Не имея непосредственной обратной связи, ноосфера F8 не могла знать о плачевных последствиях своего вмешательства, но всё-таки, исходя из общих соображений о различии мыслительного процесса, направляла импульсы психической энергии на относительно малонаселённые участки земной поверхности. Самый мощный из всех когда-либо осуществлённых выбросов угодил в междуречье Волги и Дона — случайно в его эпицентре оказался заброшенный артезианский колодец.
А того, что Сорок Седьмой, зарегистрировав ведущий к необратимой деградации ноосферы F8 перерасход психической энергии, в свою очередь упустит из вида взаимодействие этой энергии с поглотившим её индивидуальным сознанием одного из аборигенов третьей планеты, этого — в силу практически невероятного стечения обстоятельств — не мог предвидеть даже Координатор Малой Ячейки. И более: «Эта» цивилизация в целом не смогла проследить цепь «невероятностей», приведшую в конце концов к образованию доставившего ей столько проблем своевольного психосимбиота.
На возвратном пути Ольге сделалось плохо. Закружилась голова, в глазах стало двоиться, но — главное! — смешение мыслей и чувств: она не она, а кто-то ей посторонний, в кабине не привычный запах бензина, а приторный жасминовый аромат, Света с Сергеем не тихо переговариваются между собой, а сообща забивают мелкие гвоздики в её виски и темя. Противясь накатывающей дурноте, женщина откинулась на спинку сиденья, но удержаться в таком положении смогла не долго — её тело обмякло и сползло, уткнувшись головой в плечо майора. Обеспокоенный Иван Адамович, спросив, — Оленька, что с тобой? — и не получив ответа, обратился к Сергею:
— Лейтенант, притормози, пожалуйста, Ольге нехорошо, я посмотрю.

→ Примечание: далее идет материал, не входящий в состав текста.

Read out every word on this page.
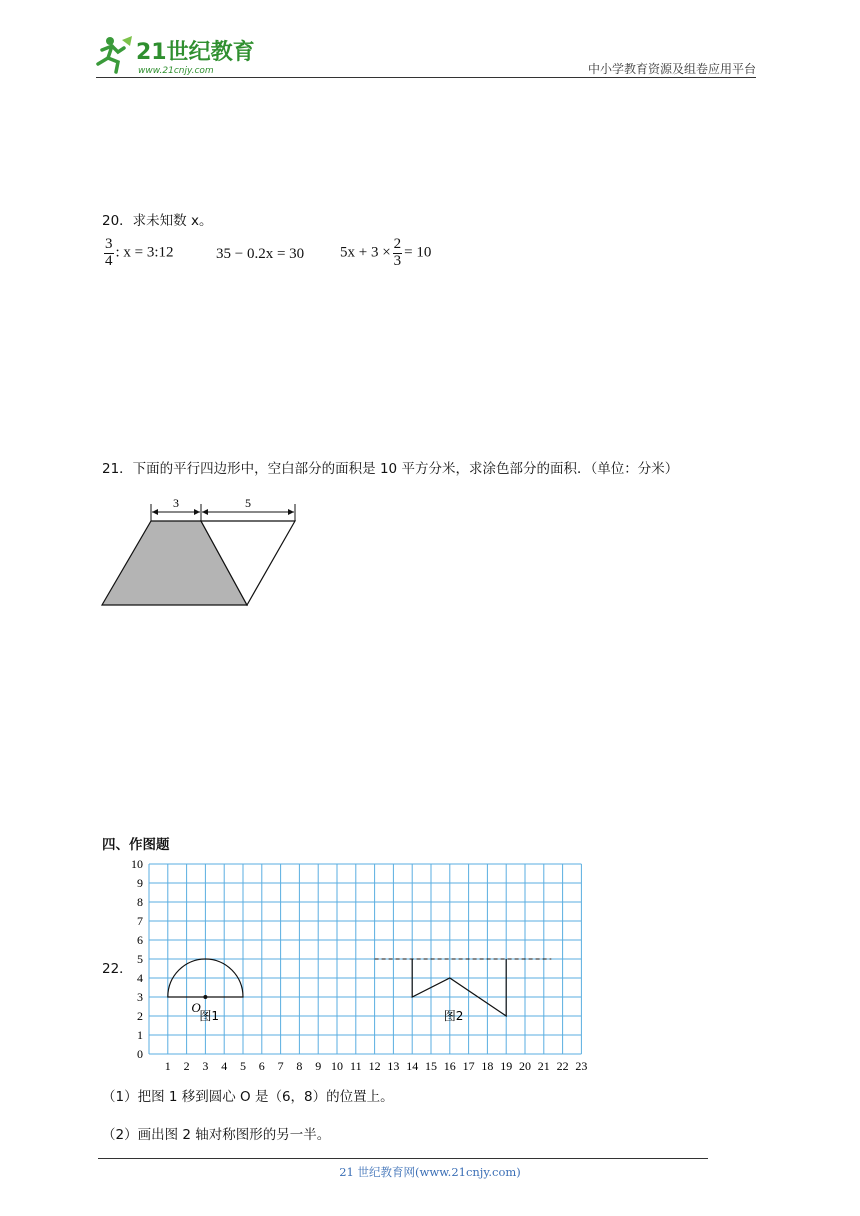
21世纪教育
www.21cnjy.com	中小学教育资源及组卷应用平台
20．求未知数 x。
$\frac{3}{4}$ : x = 3:12	35 − 0.2x = 30 $5x + 3 \times \frac{2}{3} = 10$
21．下面的平行四边形中，空白部分的面积是 10 平方分米，求涂色部分的面积．（单位：分米）
3	5
四、作图题
22．
1 2 3 4 5 6 7 8 9 10 11 12 13 14 15 16 17 18 19 20 21 22 23
0
1
2
3
4
5
6
7
8
9
10
O
图1	图2
（1）把图 1 移到圆心 O 是（6，8）的位置上。
（2）画出图 2 轴对称图形的另一半。
21 世纪教育网(www.21cnjy.com)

«Уазик» замедлил бег и встал, прижавшись к обочине. Майор распахнул дверцу и положил женщину на сиденье — так, что, перегнувшись в коленях, свесились выставленные наружу ноги. Взял руку, нащупал пульс, удостоверившись, что сердце более-менее в порядке, попробовал дать воды — напрасно: горлышко фляжки лишь стучало об Ольгины плотно сжатые зубы, а вода тонкой струйкой стекала по левой щеке. Иван Адамович налил немного воды в свою, выгнутую лодочкой, ладонь и побрызгал в лицо безучастной женщины — обморок не проходил. Увы, похоже, что к Ольге возвратилась её недавняя «замороженность». Ни лечение Иннокентия Глебовича, ни поездка к Колодцу не помогли. Верней — помогли ненадолго.
Оставшаяся дорога прошла в тягостном молчании. Ротик затворился даже у Светы: совсем недавно, ещё сегодняшним утром, весёлый трёп, шутки, мечты, грандиозные планы — и вот те на! Ольга опять «в отключке», и так ярко рисующаяся в воображении её свадьба с майором откладывается — в лучшем случае! — на неопределённый срок. А у неё самой? С Сергеем? Подавленная произошедшим, ничего хорошего, кроме, возможно, двух или трёх бурных ночей, Света впереди уже не видела.
Кто она для Сергея? А что? Молодой, красивый, самоуверенный — да у него, небось, в каждой поездке таких, как она, бывает не по одной! А у себя — в Ростове? Да там ему продыху нет от баб! Не зря же — десять лет в разводе — и до сих пор ещё не женат! А может — врёт? Как — в таких случаях — девять из десяти мужчин? Преспокойно женат, а ей только так — «заливает баки»?
Под влиянием неожиданно вернувшейся к Ольге болезни, Светлане всё виделось в настолько отвратном свете, что напрочь забылось: Сергей ей замужества не предлагал. И более (если уж до конца по честному!) не он «соблазнил» её — она: ночью рядом с ним улегшись голенькой! И при этом, «нечаянно» разбудив!
Иван Адамович, бережно поддерживающий безучастное Ольгино тело, лишь горестно вздыхал про себя, безумно жалея эту, ставшую вдруг невозможно близкой, женщину. Но не только её — в меньшей, конечно, степени, однако же и себя: ведь счастье казалось таким возможным! Судьба, казалось, наконец-то смилостивилась, даровав ему на закате дней не достававшую всю взрослую жизнь половину.
(С умершей шесть лет назад от цирроза печени женой — плохая водка в соединении с плохой наследственностью — майор хоть и неплохо ладил, но никогда не был душевно близок. Разумеется, об усопшей положенное он отгоревал — ещё бы, тридцать два года вместе! — но и только… Её смерть не оставила не то что бы глубокой раны, но даже заметного рубца на сердце.)